Rest assured, the public did not vote to bear this burden again
Ironically, to our disappointment a brutally honest answer would probably be in the negative. Particularly subject to a time bound duration of the government, taking the old road will only lead us to old destinations; not a new one.
As a case study, let us take the scenario of going to the IMF for an economic bailout package. Whereas going to the IMF is an easy option for the government to inject money in to the economy, however, there was also another option available for the government i.e. to work hard; as termed by Dr Ashfaq Hassan, a distinguished economist, and member of the economic advisory council to the government. “When the government does not want to work hard, going to the IMF is always an easy option”, he stated while talking to a news channel.
Like the past governments, the present one also appears to be overwhelmed by the impression that merely by going to the IMF the economic situation of the country will turn around. Although PM Khan, and the PTI had all along remained the greatest critics of IMF bailout packages, now they think otherwise. Unfortunately, that might not be the case, yet again.
An IMF bailout package would not only increase the overall debt on the country, but comes with strict policy dictations by the body with respect to repayment of the loans. While the government’s intent to utilise the money in turning the loss-stricken government departments, and semi-government organisations into profitable ones capable of assisting in repayment of loans is appreciable, a harsh reality is that this possible turnaround will take at least three (3) to five (5) years.

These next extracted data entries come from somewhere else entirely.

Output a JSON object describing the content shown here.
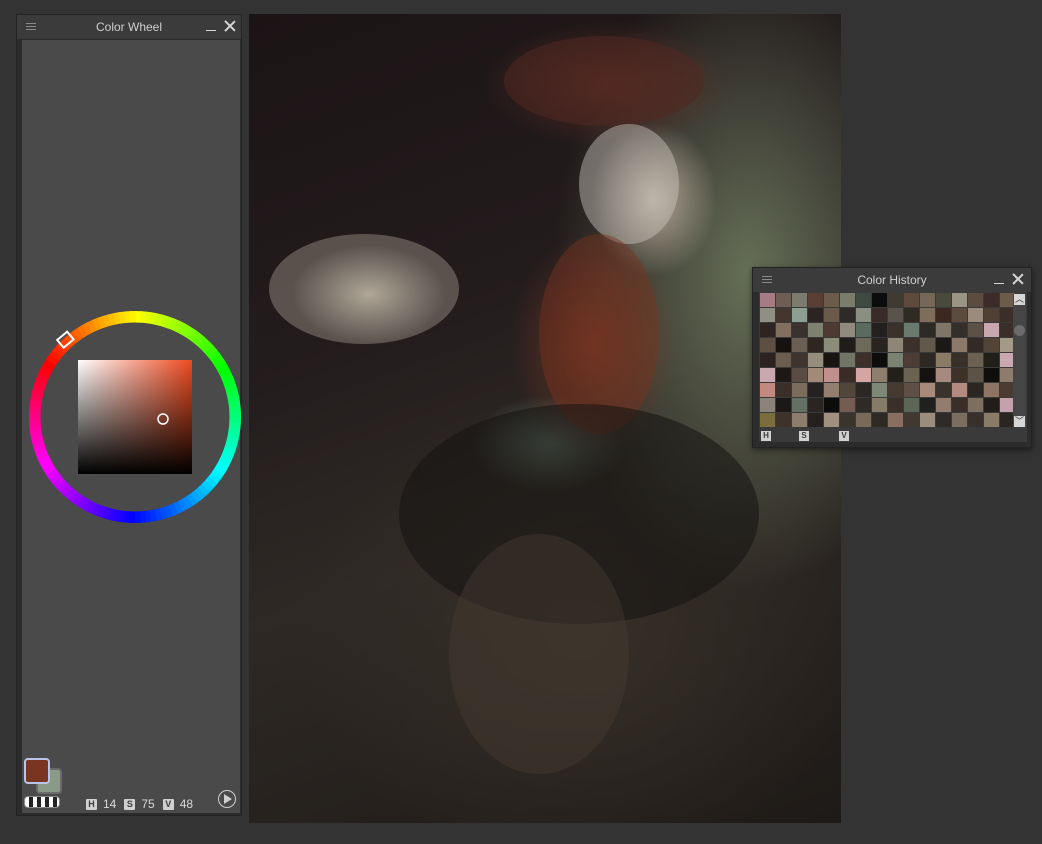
{
  "color_wheel_panel": {
    "title": "Color Wheel",
    "hsv": {
      "h_label": "H",
      "h": "14",
      "s_label": "S",
      "s": "75",
      "v_label": "V",
      "v": "48"
    },
    "main_color": "#7a3522",
    "sub_color": "#8a9a88",
    "square_hue_color": "#ee4a1f"
  },
  "color_history_panel": {
    "title": "Color History",
    "footer": {
      "h_label": "H",
      "s_label": "S",
      "v_label": "V"
    },
    "swatches": [
      "#a67b86",
      "#6d5d52",
      "#7d7a70",
      "#5a3d34",
      "#6b5b4b",
      "#7b7d6c",
      "#3d4a42",
      "#0d0c0c",
      "#3f3a32",
      "#5e4a3a",
      "#766858",
      "#4a4a3c",
      "#9a9484",
      "#5b4c3f",
      "#3b2c29",
      "#6c5b4b",
      "#8f8f84",
      "#44352e",
      "#8d9e93",
      "#2b2423",
      "#6b5a4b",
      "#2d2a27",
      "#8b8f82",
      "#392c28",
      "#5a534b",
      "#2f2a22",
      "#7e6d5a",
      "#3c2721",
      "#5b4a3d",
      "#9a8c7c",
      "#4f3f35",
      "#3b2e28",
      "#2e2522",
      "#826f60",
      "#39312d",
      "#7f8170",
      "#4d3a33",
      "#918a7f",
      "#5a6a5f",
      "#242020",
      "#3a312b",
      "#6a7a6d",
      "#2d2925",
      "#7f7668",
      "#33302b",
      "#5d5147",
      "#c7a6b0",
      "#3a2e29",
      "#5e4f45",
      "#17110f",
      "#6b5f53",
      "#2f2622",
      "#8b8c7a",
      "#1f1c1a",
      "#6d6a5c",
      "#2a2420",
      "#8f8677",
      "#3d302a",
      "#61594c",
      "#1b1816",
      "#8b7a6a",
      "#332a25",
      "#544438",
      "#a39a88",
      "#2c2320",
      "#6c5d51",
      "#3f3430",
      "#958e7e",
      "#181412",
      "#707565",
      "#3d2f2a",
      "#0e0c0b",
      "#7c8271",
      "#4c3d34",
      "#2d2824",
      "#8a7b68",
      "#3a302a",
      "#6b6051",
      "#20201b",
      "#c8a8b3",
      "#c9a8b0",
      "#1d1715",
      "#5a4c42",
      "#a18a7a",
      "#c08f8e",
      "#392c27",
      "#d3a6a4",
      "#8c7f6e",
      "#222019",
      "#6a6352",
      "#151210",
      "#a68a80",
      "#3e3129",
      "#5c5346",
      "#0f0e0d",
      "#8d7c6c",
      "#c28a7e",
      "#3a2f29",
      "#7a6d5c",
      "#252120",
      "#937f6f",
      "#524539",
      "#2b2724",
      "#7f8877",
      "#453931",
      "#5f4e43",
      "#a88a7b",
      "#3a332c",
      "#b28a80",
      "#2c2622",
      "#8e7463",
      "#4a3c33",
      "#8b837a",
      "#1b1817",
      "#637063",
      "#2a2522",
      "#0c0c0b",
      "#745c52",
      "#2f2a25",
      "#867a68",
      "#39302a",
      "#5b6656",
      "#20201e",
      "#917c6e",
      "#3a2e29",
      "#7c6f60",
      "#231d1a",
      "#c3a2ad",
      "#7a6e3e",
      "#3f3228",
      "#8d7d6e",
      "#25201e",
      "#a18f82",
      "#3b342d",
      "#7a6a5a",
      "#2f2924",
      "#886f62",
      "#413831",
      "#9b8c7d",
      "#2e2a25",
      "#7b6e5f",
      "#3a302b",
      "#8a7a68",
      "#2b2521"
    ]
  }
}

So would increasing the tax base to increase the overall tax net, another stream of government’s possible income to repay the loans.
Until that period, the possible route repayment of loans would take is to increase the prices of utilities, and general commodities by applying taxes ultimately putting the burden of repaying the IMF loans on the already suffering public. Rest assured, the public did not vote to bear this burden again.
It is imperative for the new government to realise that the common man lacks the general understanding of complex processes of economic revival, and is least interested in so. What s/he is more concerned with, on the other hand, are the basic necessities of everyday life, and expects the government to provide relief with respect to the provision of those very necessities. Something that the PTI promised throughout the electoral campaign, and thus, secured winning votes in the general election. Now failing to do so while in the government, no matter how justified in its stand and explanations, will push the public back into the court of other parties i.e. the opposition; ultimately weakening the government’s political position in the run up to next elections.
Whereas the decision to go to the IMF under present circumstances is understandable, PM Khan along with his team of economic advisors must layout new roads to generate the required income stream sufficient to repay the loans incurred. Placing the burden of repayment of loans on the public for long will cost PTI its credibility as a potential hope for Pakistan’s revival, making it just another political option for the public in addition to the existing ones. For our nation is emotional, and tends to judge pretty soon.
PTI government must ensure that the old road taken is short, and temporary, and not too long, else it will keep the country, the nation, and the former itself at a good hands distance from acquiring the dream of Naya Pakistan.